Het programmeren / instellen van de ICD is per
patient verschillend en afhankelijk van uitgevoerde
onderzoeken.
De moderne ICD beschikt over 3 mogelijkheden voor
afgeven van therapie voor VT / VF.
1] anti-tachycardie stimulatie: alleen geschikt voor
sommige [langzame] VT's , pijnloos [ca. 5 volt tussen
de meet-elektrodes en daardoor niet voelbaar], kan
VT stoppen of [onbedoeld] versnellen naar snelle
VT / VF of onveranderd laten;
2] cardioversie [voor VT ]: de shock, van enkele
honderden Volts, valt samen met de samentrekking
van de kamers;
3] defibrillatie [voor VF ]: shock van 100 - 750
Volt [5-34 Joules], meestal pijnlijk maar zeer effectief
voor het stoppen van VT en VF. Het verschil met
cardioversie wordt gevormd door het tijdstip van de
shock.
Iedere ICD-systeem heeft minimaal 2 elektrodes
voor het afgeven van een elektrische shock.
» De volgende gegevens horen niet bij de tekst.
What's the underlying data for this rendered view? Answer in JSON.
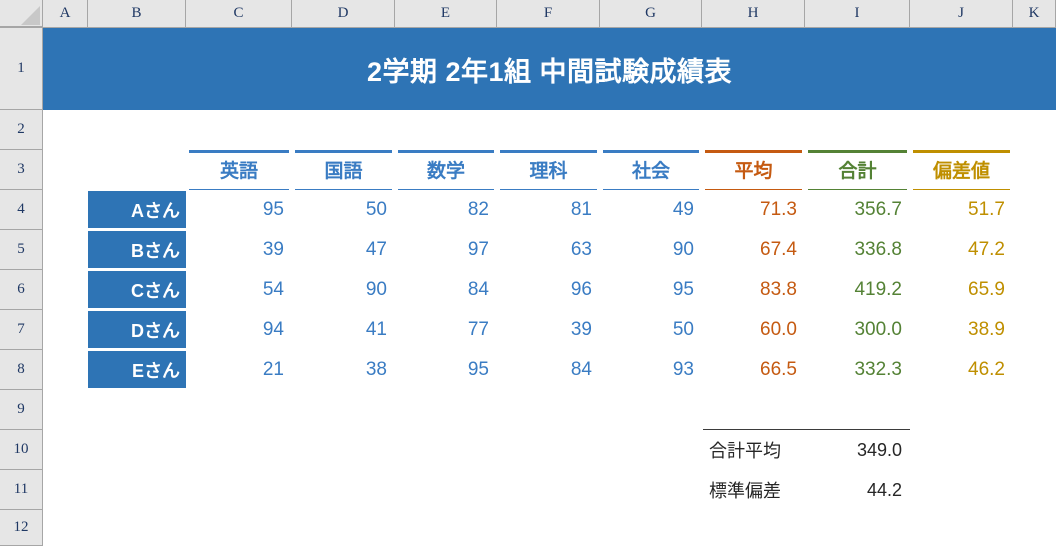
{
  "colors": {
    "accent_blue": "#2E74B5",
    "subject_text": "#3a7cc3",
    "average_orange": "#C55A11",
    "total_green": "#548235",
    "deviation_gold": "#BF8F00",
    "header_grey": "#E6E6E6",
    "gridline": "#A6A6A6",
    "summary_text": "#262626"
  },
  "grid": {
    "column_headers": [
      "A",
      "B",
      "C",
      "D",
      "E",
      "F",
      "G",
      "H",
      "I",
      "J",
      "K"
    ],
    "row_headers": [
      "1",
      "2",
      "3",
      "4",
      "5",
      "6",
      "7",
      "8",
      "9",
      "10",
      "11",
      "12"
    ]
  },
  "title": {
    "text": "2学期 2年1組 中間試験成績表"
  },
  "table": {
    "columns": [
      {
        "label": "英語",
        "color": "#3a7cc3",
        "align": "center"
      },
      {
        "label": "国語",
        "color": "#3a7cc3",
        "align": "center"
      },
      {
        "label": "数学",
        "color": "#3a7cc3",
        "align": "center"
      },
      {
        "label": "理科",
        "color": "#3a7cc3",
        "align": "center"
      },
      {
        "label": "社会",
        "color": "#3a7cc3",
        "align": "center"
      },
      {
        "label": "平均",
        "color": "#C55A11",
        "align": "center"
      },
      {
        "label": "合計",
        "color": "#548235",
        "align": "center"
      },
      {
        "label": "偏差値",
        "color": "#BF8F00",
        "align": "center"
      }
    ],
    "rows": [
      {
        "name": "Aさん",
        "english": "95",
        "japanese": "50",
        "math": "82",
        "science": "81",
        "social": "49",
        "average": "71.3",
        "total": "356.7",
        "deviation": "51.7"
      },
      {
        "name": "Bさん",
        "english": "39",
        "japanese": "47",
        "math": "97",
        "science": "63",
        "social": "90",
        "average": "67.4",
        "total": "336.8",
        "deviation": "47.2"
      },
      {
        "name": "Cさん",
        "english": "54",
        "japanese": "90",
        "math": "84",
        "science": "96",
        "social": "95",
        "average": "83.8",
        "total": "419.2",
        "deviation": "65.9"
      },
      {
        "name": "Dさん",
        "english": "94",
        "japanese": "41",
        "math": "77",
        "science": "39",
        "social": "50",
        "average": "60.0",
        "total": "300.0",
        "deviation": "38.9"
      },
      {
        "name": "Eさん",
        "english": "21",
        "japanese": "38",
        "math": "95",
        "science": "84",
        "social": "93",
        "average": "66.5",
        "total": "332.3",
        "deviation": "46.2"
      }
    ]
  },
  "summary": {
    "items": [
      {
        "label": "合計平均",
        "value": "349.0"
      },
      {
        "label": "標準偏差",
        "value": "44.2"
      }
    ]
  }
}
Deze
elektrodes zijn geplaatst in of op het hart en bij
moderne ICD's vormt de "ICD-doos" zelf ook
een elektrode.
De ingebouwde batterij / laadcircuit laadt de
condensatoren op tot enkele honderden Volts in
3 - 12 seconden tijd [afhankelijk van de ingestelde
energie]. Hierna wordt de opgebouwde spanning
over het hart ontladen.
De cardioloog programmeert de ICD-therapieen
afhankelijk van de individuele patient voor VF of
voor VF en VT. De meeste ICD's kunnen maximaal
5 tot 6 therapieen achter elkaar afgeven. Voor VT,
kan deze therapie bestaan uit:
1e therapie: anti-tachycardiestimulatie, indien
nodig gevolgd door:
2e therapie: cardioversie 10 Joules, indien nodig
gevolgd door:
3e tot 6e therapie: defibrillatie op maximale
energie [ca. 30-35 Joules].
De ICD heeft een geheugen waarin de episodes
[ritmestoornis] wordt opgeslagen. Met behulp
hiervan kan de cardioloog bepalen:
1] datum en tijdstip van de tachycardie;
2] ritme en soort tachycardie;
3] effectiviteit van de ingestelde therapie.
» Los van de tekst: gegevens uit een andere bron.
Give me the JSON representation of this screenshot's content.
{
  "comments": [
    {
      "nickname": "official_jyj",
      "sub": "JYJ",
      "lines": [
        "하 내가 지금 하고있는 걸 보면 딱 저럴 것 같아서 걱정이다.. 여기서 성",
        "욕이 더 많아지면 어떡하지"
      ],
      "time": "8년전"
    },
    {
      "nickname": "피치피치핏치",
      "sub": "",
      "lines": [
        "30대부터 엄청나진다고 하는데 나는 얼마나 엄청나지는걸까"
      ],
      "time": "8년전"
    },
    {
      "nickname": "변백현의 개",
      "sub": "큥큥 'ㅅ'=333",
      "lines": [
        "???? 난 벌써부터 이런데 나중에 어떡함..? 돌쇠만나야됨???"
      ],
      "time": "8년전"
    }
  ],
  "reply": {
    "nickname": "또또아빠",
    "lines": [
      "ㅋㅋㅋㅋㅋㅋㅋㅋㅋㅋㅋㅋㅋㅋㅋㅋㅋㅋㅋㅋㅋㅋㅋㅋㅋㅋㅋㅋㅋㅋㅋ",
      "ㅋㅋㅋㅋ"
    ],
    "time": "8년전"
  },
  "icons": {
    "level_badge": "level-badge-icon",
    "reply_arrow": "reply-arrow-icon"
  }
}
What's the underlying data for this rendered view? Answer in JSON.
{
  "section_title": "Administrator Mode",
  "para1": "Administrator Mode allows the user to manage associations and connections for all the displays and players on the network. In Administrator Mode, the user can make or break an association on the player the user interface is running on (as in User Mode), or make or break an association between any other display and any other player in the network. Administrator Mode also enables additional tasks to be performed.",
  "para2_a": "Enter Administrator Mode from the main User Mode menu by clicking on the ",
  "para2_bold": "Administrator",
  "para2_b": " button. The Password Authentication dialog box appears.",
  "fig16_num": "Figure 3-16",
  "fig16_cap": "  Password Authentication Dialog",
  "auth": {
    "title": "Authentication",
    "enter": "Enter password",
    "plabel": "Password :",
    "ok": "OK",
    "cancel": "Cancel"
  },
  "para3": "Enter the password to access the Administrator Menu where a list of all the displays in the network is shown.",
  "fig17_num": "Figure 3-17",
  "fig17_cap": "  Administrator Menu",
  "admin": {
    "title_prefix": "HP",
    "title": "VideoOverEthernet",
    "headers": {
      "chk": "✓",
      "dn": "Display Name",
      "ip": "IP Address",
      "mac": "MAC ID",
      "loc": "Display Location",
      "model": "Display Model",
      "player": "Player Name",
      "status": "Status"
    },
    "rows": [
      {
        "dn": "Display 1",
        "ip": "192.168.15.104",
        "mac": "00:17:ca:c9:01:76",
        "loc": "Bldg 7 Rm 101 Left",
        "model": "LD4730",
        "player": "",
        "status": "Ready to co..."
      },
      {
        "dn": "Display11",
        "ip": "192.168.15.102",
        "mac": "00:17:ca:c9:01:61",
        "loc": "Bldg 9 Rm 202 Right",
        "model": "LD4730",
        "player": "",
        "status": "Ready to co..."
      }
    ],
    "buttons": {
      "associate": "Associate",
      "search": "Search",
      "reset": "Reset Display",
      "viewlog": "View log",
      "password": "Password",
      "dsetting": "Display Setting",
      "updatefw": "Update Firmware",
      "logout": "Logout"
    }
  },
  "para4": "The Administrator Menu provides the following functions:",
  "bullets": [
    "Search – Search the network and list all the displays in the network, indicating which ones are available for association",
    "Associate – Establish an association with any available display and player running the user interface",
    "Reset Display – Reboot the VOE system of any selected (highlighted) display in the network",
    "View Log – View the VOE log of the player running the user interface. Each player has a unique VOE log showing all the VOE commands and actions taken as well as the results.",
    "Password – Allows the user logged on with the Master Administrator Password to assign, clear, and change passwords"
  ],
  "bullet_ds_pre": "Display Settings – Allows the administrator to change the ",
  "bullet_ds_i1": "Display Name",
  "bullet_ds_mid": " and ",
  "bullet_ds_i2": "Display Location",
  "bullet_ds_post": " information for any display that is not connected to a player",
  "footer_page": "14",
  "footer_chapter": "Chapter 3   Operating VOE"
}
Een van de standaardfuncties die in een ICD
beschikbaar zijn is de pacemaker functie. De
meeste ICD-dragers hebben deze functie in
het dagelijkse leven niet nodig. Echter, meestal
is na een [succesvolle] defibrillatietherapie de
hartslag even vertraagd, de pacemaker valt
dan in voor ondersteuning.
Tot 1996 maakte de pacemaker gebruik van
alleen een draad geplaatst in de kamer [ventrikel],
nu zijn er ook modellen met een tweede, in de
boezem [atrium] geplaatste draad.
Een andere standaardfunctie is de mogelijkheid
voor het non-invasief [zonder operatie] opwekken
van VT of VF. Hiervan wordt gebruik gemaakt
als het systeem op effectiviteit getest moet
worden, bijv. een aantal dagen na de implantatie
[ter controle van de metingen tijdens implantatie].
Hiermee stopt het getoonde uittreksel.